I'm late to this party, but I'll throw in my two cents' anyway.
I haven't done any "legal research" on this, but a quick Google search tells me this:

1-- You don't need an FFL to make gun accessories like holsters.

2-- ATF has some odd views on what is a "transfer" of a firearm. They include loaning one for a short period of time, but they call this a "disposition" of the gun.  I don't consider any temporary short-term load a disposition.  

For years, ATF did not require gun writers to have an FFL to directly receive new firearms sent to them by gun manufacturers, for the writers to test and write reviews on.  Now the BATF does require this; you can't be a non-FFL gun writer and get your guns shipped directly to you anymore.  You have to go through an FFL, because this is a "transfer." Even if you're only allowed to have the gun for a couple of weeks while you evaluate it and write-up the story.

3-- If the intent and purpose of the Federal Firearms Act of 1938 , as amended by the Gun Control Act of 1968, was to identify and register businesses that regularly handle, store, ship, and deliver guns as part of their work, then a holster maker who uses real guns to mold holsters  would need an FFL.

Here's a page from ATF's site that explains what they consider to be, or not be, an interstate "transfer."

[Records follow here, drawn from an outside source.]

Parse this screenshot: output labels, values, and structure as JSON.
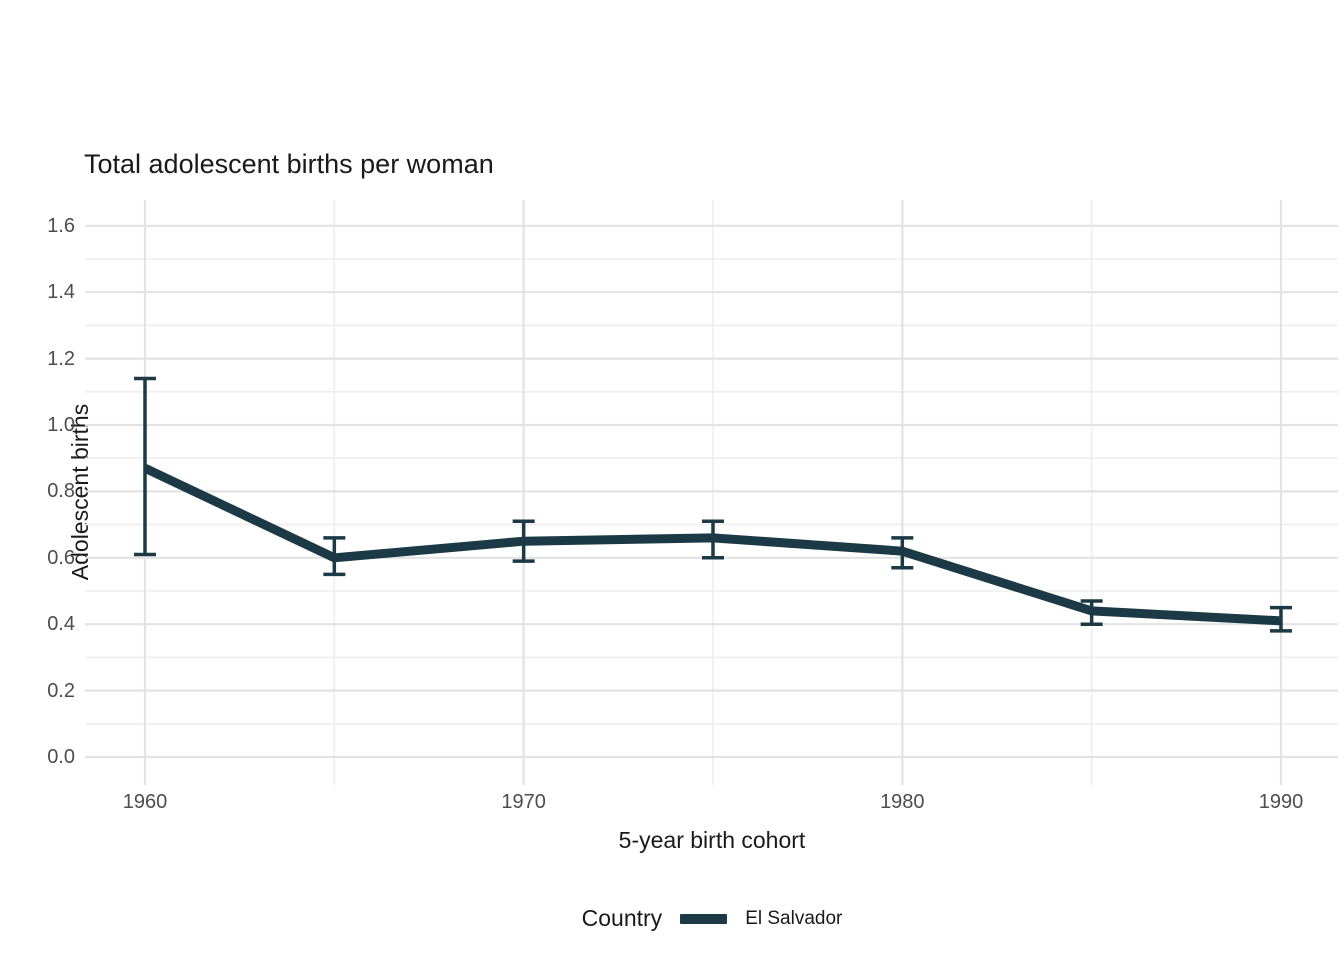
{
  "page": {
    "background": "#ffffff"
  },
  "chart_data": {
    "type": "line",
    "title": "Total adolescent births per woman",
    "xlabel": "5-year birth cohort",
    "ylabel": "Adolescent births",
    "x": [
      1960,
      1965,
      1970,
      1975,
      1980,
      1985,
      1990
    ],
    "series": [
      {
        "name": "El Salvador",
        "values": [
          0.87,
          0.6,
          0.65,
          0.66,
          0.62,
          0.44,
          0.41
        ],
        "error_low": [
          0.61,
          0.55,
          0.59,
          0.6,
          0.57,
          0.4,
          0.38
        ],
        "error_high": [
          1.14,
          0.66,
          0.71,
          0.71,
          0.66,
          0.47,
          0.45
        ],
        "color": "#1c3a45"
      }
    ],
    "x_ticks": [
      "1960",
      "1970",
      "1980",
      "1990"
    ],
    "x_tick_years": [
      1960,
      1970,
      1980,
      1990
    ],
    "minor_grid_years": [
      1965,
      1975,
      1985
    ],
    "y_ticks": [
      "0.0",
      "0.2",
      "0.4",
      "0.6",
      "0.8",
      "1.0",
      "1.2",
      "1.4",
      "1.6"
    ],
    "y_tick_values": [
      0.0,
      0.2,
      0.4,
      0.6,
      0.8,
      1.0,
      1.2,
      1.4,
      1.6
    ],
    "y_minor_values": [
      0.1,
      0.3,
      0.5,
      0.7,
      0.9,
      1.1,
      1.3,
      1.5
    ],
    "ylim": [
      0.0,
      1.6
    ],
    "xlim": [
      1960,
      1990
    ],
    "grid": "on",
    "legend_position": "bottom"
  },
  "legend": {
    "title": "Country",
    "items": [
      {
        "label": "El Salvador",
        "color": "#1c3a45"
      }
    ]
  },
  "colors": {
    "series": "#1c3a45",
    "grid_major": "#e3e3e3",
    "grid_minor": "#eeeeee",
    "tick_label": "#4d4d4d",
    "text": "#1a1a1a",
    "background": "#ffffff"
  }
}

https://www.atf.gov/firearms/docs/atf-national-firearms-act-handbook-chapter-9/download


----------



## Kendallbearden (Mar 23, 2018)

Capt Quirk said:


> It was my understanding, of something I heard from a few individuals in the Holster Community, that I can not accept a Firearm from a client in order to use it as a holster mold. I would need to have a FFL license to do so legally. From what I read on the FFL site, it is meant for the manufacture or importing of firearms, which I'm not doing either. I am not purchasing nor selling firearms. Maybe any Gunsmiths could answer this?



I know this post is old, but if you are making holsters you can order blue guns that are identical replicas (including with most common lights and lasers) for around $55 and have them shipped directly to your door. That is probably cheaper than shipping a firearm through an FFL and having to pay transfer fees on both ends. Plus, you can keep the blue gun in case you need it again for a future project. 

http://www.blueguns.com/default.asp

Just an idea


----------